Une hormone qui assure son avenir

02.11.2011

Des chercheurs montrent la structure d’une zone du cerveau où des hormones régulatrices de processus vitaux du corps passent dans le sang

Une grande partie de la chimie du corps est contrôlée par le cerveau, de la tension artérielle à l’appétit et au métabolisme nutritionnel. Dans une étude qui vient d’être publiée dans la revue Developmental Cell, un groupe de recherche sous la direction du docteur Gil Levkowitz, de l'Institut Weizmann, a montré la structure exacte d’une zone importante du cerveau dans laquelle les commandes biochimiques sont transmises des cellules cérébrales vers la circulation sanguine, et de là au corps. Au cours de ce processus, ils ont découvert un rôle étonnant que joue « l’hormone de l’amour », montrant qu’elle aide au développement de cette structure cérébrale.

Cette zone, la neurohypophyse, est une interface entre les fibres nerveuses et les vaisseaux sanguins qui se trouvent à la base du cerveau. C’est là que se passent plusieurs interactions importantes cerveau-corps : des hormones sont libérées par les nerfs vers les vaisseaux sanguins régulant une série de processus vitaux du corps, ainsi que l’équilibre des fluides et les contractions utérines durant l’accouchement.

Bien que la neurohypophyse soit étudiée depuis plus d’une centaine d’années, les chercheurs qui ont effectué cette étude à l'Institut Weizmann ont développé de nouveaux outils génétiques qui leur ont permis d’examiner avec précision la disposition tridimensionnelle de cette structure cérébrale et d’apporter des éclaircissements sur les processus cellulaires et moléculaires qui conduisent à sa formation. Du fait que la neurohypophyse humaine est extrêmement complexe, les chercheurs ont effectué cette recherche sur des embryons vivants de poissons zèbres. Ces embryons sont transparents et sont un excellent modèle pour l’étude du cerveau de vertébrés car ils se prêtent avec une certaine facilité aux manipulations génétiques et permettent ainsi aux chercheurs d’observer au microscope la formation de la neurohypophyse.

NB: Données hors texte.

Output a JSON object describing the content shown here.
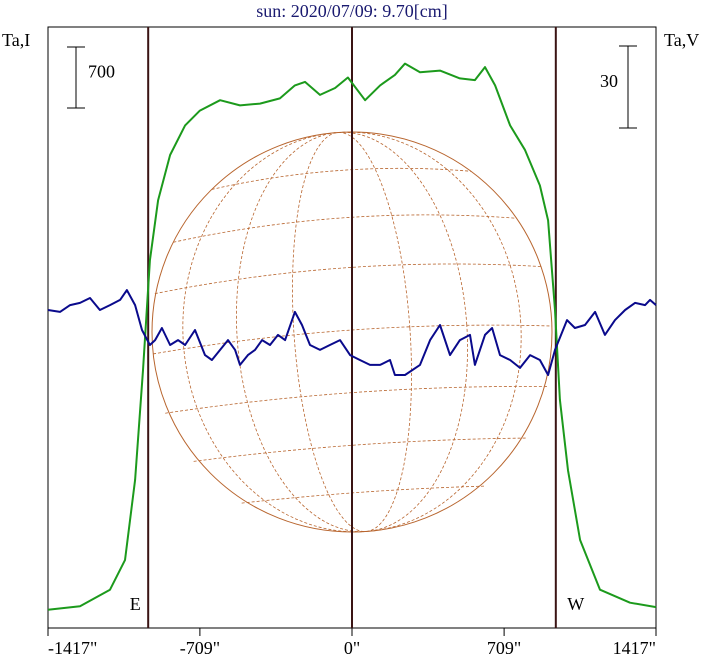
{
  "chart_data": {
    "type": "line",
    "title": "sun: 2020/07/09: 9.70[cm]",
    "y_label": "Ta,I",
    "y2_label": "Ta,V",
    "xlim": [
      -1417,
      1417
    ],
    "xticks": [
      {
        "value": -1417,
        "label": "-1417\""
      },
      {
        "value": -709,
        "label": "-709\""
      },
      {
        "value": 0,
        "label": "0\""
      },
      {
        "value": 709,
        "label": "709\""
      },
      {
        "value": 1417,
        "label": "1417\""
      }
    ],
    "ylim": [
      0,
      6900
    ],
    "y2lim": [
      -110,
      110
    ],
    "i_scale_bar": 700,
    "v_scale_bar": 30,
    "vlines": [
      -950,
      0,
      950
    ],
    "limb_labels": [
      "E",
      "W"
    ],
    "series": [
      {
        "name": "Ta,I",
        "color": "#1c9a1c",
        "x": [
          -1417,
          -1268,
          -1128,
          -1058,
          -1011,
          -974,
          -942,
          -904,
          -848,
          -778,
          -709,
          -615,
          -522,
          -429,
          -336,
          -266,
          -219,
          -149,
          -79,
          -19,
          61,
          131,
          200,
          247,
          317,
          410,
          503,
          573,
          620,
          667,
          737,
          806,
          876,
          914,
          946,
          969,
          1007,
          1063,
          1156,
          1296,
          1417
        ],
        "values": [
          210,
          250,
          440,
          780,
          1700,
          2960,
          4220,
          4910,
          5430,
          5770,
          5940,
          6060,
          6000,
          6020,
          6080,
          6230,
          6270,
          6120,
          6200,
          6320,
          6060,
          6230,
          6350,
          6480,
          6380,
          6400,
          6310,
          6290,
          6440,
          6230,
          5770,
          5490,
          5080,
          4680,
          3650,
          2620,
          1810,
          1010,
          440,
          290,
          240
        ]
      },
      {
        "name": "Ta,V",
        "color": "#0a0a8c",
        "axis": "y2",
        "x": [
          -1417,
          -1361,
          -1314,
          -1268,
          -1221,
          -1175,
          -1128,
          -1081,
          -1049,
          -1011,
          -979,
          -942,
          -918,
          -886,
          -848,
          -811,
          -778,
          -732,
          -685,
          -653,
          -615,
          -578,
          -545,
          -522,
          -485,
          -452,
          -419,
          -382,
          -345,
          -312,
          -266,
          -233,
          -196,
          -149,
          -103,
          -56,
          -9,
          37,
          84,
          131,
          177,
          200,
          247,
          317,
          364,
          410,
          457,
          503,
          550,
          573,
          620,
          653,
          690,
          737,
          783,
          830,
          876,
          914,
          946,
          1002,
          1039,
          1086,
          1133,
          1179,
          1226,
          1273,
          1319,
          1366,
          1389,
          1417
        ],
        "values": [
          6.4,
          5.7,
          8.2,
          9.0,
          10.8,
          6.4,
          8.2,
          10.1,
          13.7,
          8.2,
          -0.9,
          -6.4,
          -4.6,
          -0.2,
          -6.4,
          -4.6,
          -6.4,
          -0.9,
          -10.1,
          -11.9,
          -8.2,
          -4.6,
          -8.2,
          -13.7,
          -10.1,
          -8.2,
          -4.6,
          -6.4,
          -2.7,
          -4.6,
          5.7,
          0.9,
          -6.4,
          -8.2,
          -6.4,
          -4.6,
          -10.1,
          -11.9,
          -13.7,
          -13.7,
          -11.9,
          -17.4,
          -17.4,
          -13.7,
          -4.6,
          0.9,
          -10.1,
          -4.6,
          -2.7,
          -13.7,
          -2.7,
          -0.2,
          -10.1,
          -11.9,
          -14.8,
          -10.1,
          -11.9,
          -17.4,
          -8.2,
          2.7,
          -0.2,
          0.9,
          5.7,
          -2.7,
          2.7,
          6.4,
          9.0,
          8.2,
          10.1,
          8.2
        ]
      }
    ]
  }
}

Cette recherche a montré une nouvelle fonction surprenante de l’ocytocine, un messager hormonal surnommé « hormone de l’amour » car non seulement il a une influence sur l’appétit et sur les comportements reproducteurs féminins tels que l’allaitement, mais il est aussi impliqué dans les rapports mère-enfant et les relations du couple. Les chercheurs ont montré que l’ocytocine, l’une des deux hormones essentielles sécrétées dans la neurohypophyse de l’adulte, est impliquée dans le développement de cette zone du cerveau déjà dans l’embryon. A ce stade, l’ocytocine dirige la formation de nouveaux vaisseaux sanguins, et le docteur Levkowitz explique que « le messager aide à former la voie qui sera utilisée à l’avenir pour la transmission de ses propres messages. » La revue Developmental Cell a souligné les découvertes de cette recherche dans un preview intitulé : « L’hormone de l’amour attire un partenaire pour la vie. »

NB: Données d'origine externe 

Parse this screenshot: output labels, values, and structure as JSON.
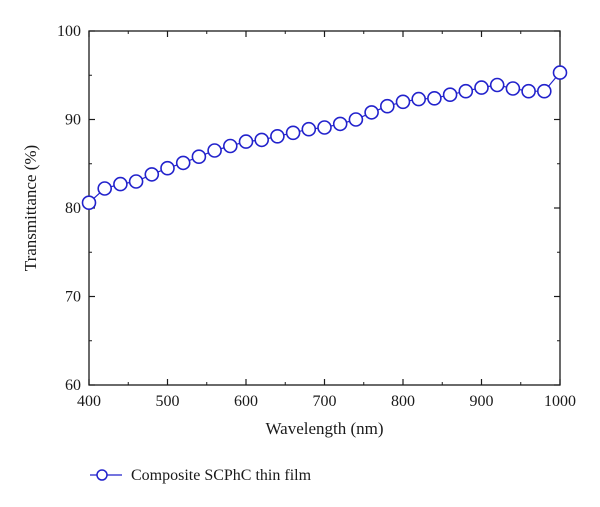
{
  "chart_data": {
    "type": "line",
    "title": "",
    "xlabel": "Wavelength (nm)",
    "ylabel": "Transmittance (%)",
    "xlim": [
      400,
      1000
    ],
    "ylim": [
      60,
      100
    ],
    "x_ticks": [
      400,
      500,
      600,
      700,
      800,
      900,
      1000
    ],
    "y_ticks": [
      60,
      70,
      80,
      90,
      100
    ],
    "grid": false,
    "legend_position": "bottom-left",
    "series": [
      {
        "name": "Composite SCPhC thin film",
        "color": "#2222cc",
        "marker": "open-circle",
        "x": [
          400,
          420,
          440,
          460,
          480,
          500,
          520,
          540,
          560,
          580,
          600,
          620,
          640,
          660,
          680,
          700,
          720,
          740,
          760,
          780,
          800,
          820,
          840,
          860,
          880,
          900,
          920,
          940,
          960,
          980,
          1000
        ],
        "y": [
          80.6,
          82.2,
          82.7,
          83.0,
          83.8,
          84.5,
          85.1,
          85.8,
          86.5,
          87.0,
          87.5,
          87.7,
          88.1,
          88.5,
          88.9,
          89.1,
          89.5,
          90.0,
          90.8,
          91.5,
          92.0,
          92.3,
          92.4,
          92.8,
          93.2,
          93.6,
          93.9,
          93.5,
          93.2,
          93.2,
          95.3
        ]
      }
    ]
  }
}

Ces résultats permettent de faire de grands progrès dans la recherche fondamentale car ils jettent une lumière sur les processus de base du cerveau, et ils pourraient même à l’avenir contribuer au traitement de maladies. Du fait que la neurohypophyse est l’une des rares parties du cerveau capables de se régénérer après un traumatisme, lorsqu’on réussira à comprendre comment il est formé, il sera peut-être possible de trouver le moyen de régénérer de même d’autres parties du système nerveux central.

Cette recherche a été effectuée dans le laboratoire du docteur Levkowitz, dans le département de Biologie moléculaire de la cellule, par le doctorant Amos Gutnick avec la docteur Janna Blechman. Les chercheurs de l'Institut Weizmann ont collaboré avec le docteur Jan Kaslin, de l'université Monash en Australie, avec les docteurs Lukas Herwig, Heinz-Georg Belting et Markus Affolter de l’université de Bâle (Suisse), et avec le docteur  Joshua L. Bonkowsky de l’université de Utah (Etats-Unis).

 

La recherche du docteur Gil Levkowitz est financée par la Dekker Foundation, par le Kirk Center for Childhood Cancer and Immunological Disorders, et par le Irwin Green Alzheimer’s Research Fund. Le docteur Levkowitz est titulaire de la chaire Tauro de recherche biomédicale.